We'll just have to agree to disagree on this one.

Sat, Feb 23, 2013 2:48pm
MFD: The only thing I would disagree with you on here is the issue of who the pompous asses are, which are the donkeys and not the elephants.

Mike from Delaware
Sat, Feb 23, 2013 5:00pm
Maybe we can agree that there are pompous asses on both sides of the isle, and some decent folks who do care about our nation [even though they may not agree on how to fix our problems] on both sides of the isle.

Sun, Feb 24, 2013 3:48am
Hmmmmmmm. Maybe. But who would they be?

Mike from Delaware
Sun, Feb 24, 2013 9:02pm
Mrpizza: We don't need to name folks on either side, but it is enough to be able to acknowledge that both sides of the aisle have folks within their ranks who are pompous asses.

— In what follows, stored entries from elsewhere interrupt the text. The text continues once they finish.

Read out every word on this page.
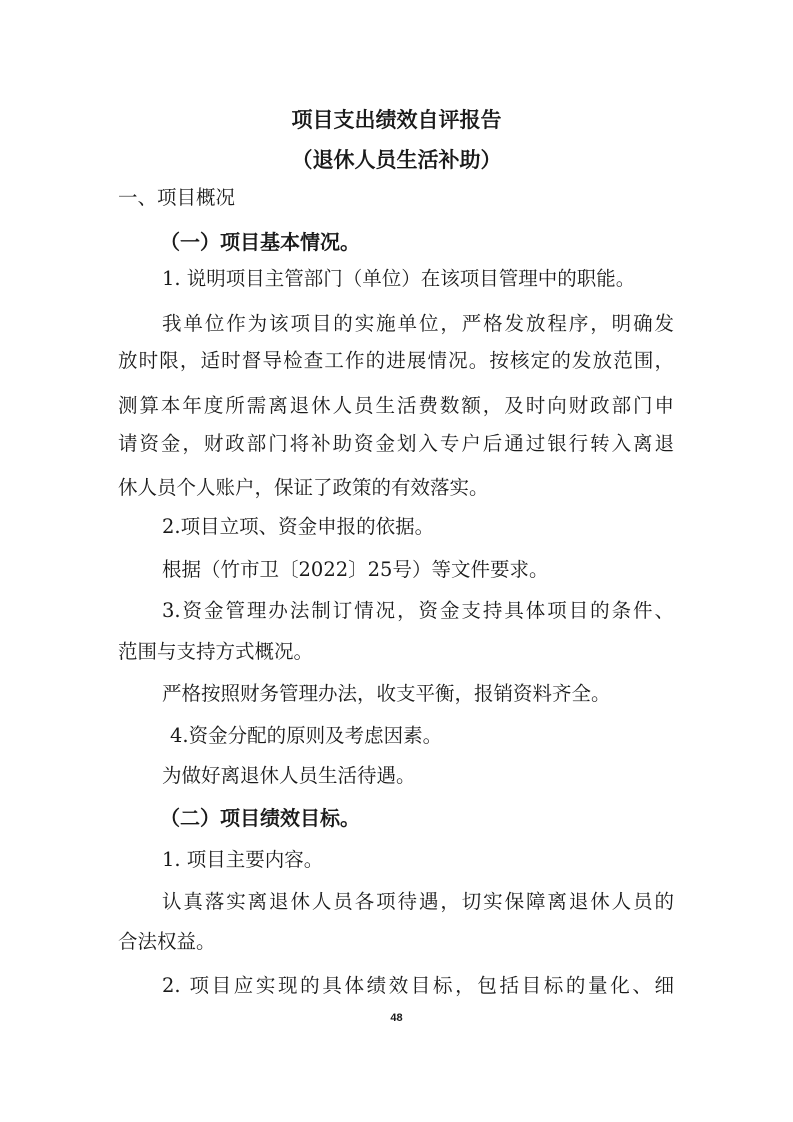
项目支出绩效自评报告
（退休人员生活补助）
一、项目概况
（一）项目基本情况。
1. 说明项目主管部门（单位）在该项目管理中的职能。
我单位作为该项目的实施单位，严格发放程序，明确发
放时限，适时督导检查工作的进展情况。按核定的发放范围，
测算本年度所需离退休人员生活费数额，及时向财政部门申
请资金，财政部门将补助资金划入专户后通过银行转入离退
休人员个人账户，保证了政策的有效落实。
2.项目立项、资金申报的依据。
根据（竹市卫〔2022〕25号）等文件要求。
3.资金管理办法制订情况，资金支持具体项目的条件、
范围与支持方式概况。
严格按照财务管理办法，收支平衡，报销资料齐全。
4.资金分配的原则及考虑因素。
为做好离退休人员生活待遇。
（二）项目绩效目标。
1. 项目主要内容。
认真落实离退休人员各项待遇，切实保障离退休人员的
合法权益。
2. 项目应实现的具体绩效目标，包括目标的量化、细
48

It also should be possible for us to agree that neither side of the aisle is correct 100% of the time, or wrong 100% of the time. Granted, we might favor one side more than the other, but that doesn't mean the other guys are wrong all the time. Even a broken clock is correct twice a day.

The only one perfect is our Lord and Savior Jesus Christ. Even our churches are not perfect or correct 100% of the time, as they too are run by flawed humans who no matter who all fall short of God's glory. So how can one believe a political party can be correct 100% of the time? That's an impossible standard to hold either DEMS or GOP to meeting.

So it seems, to me, we should be able to agree with these things.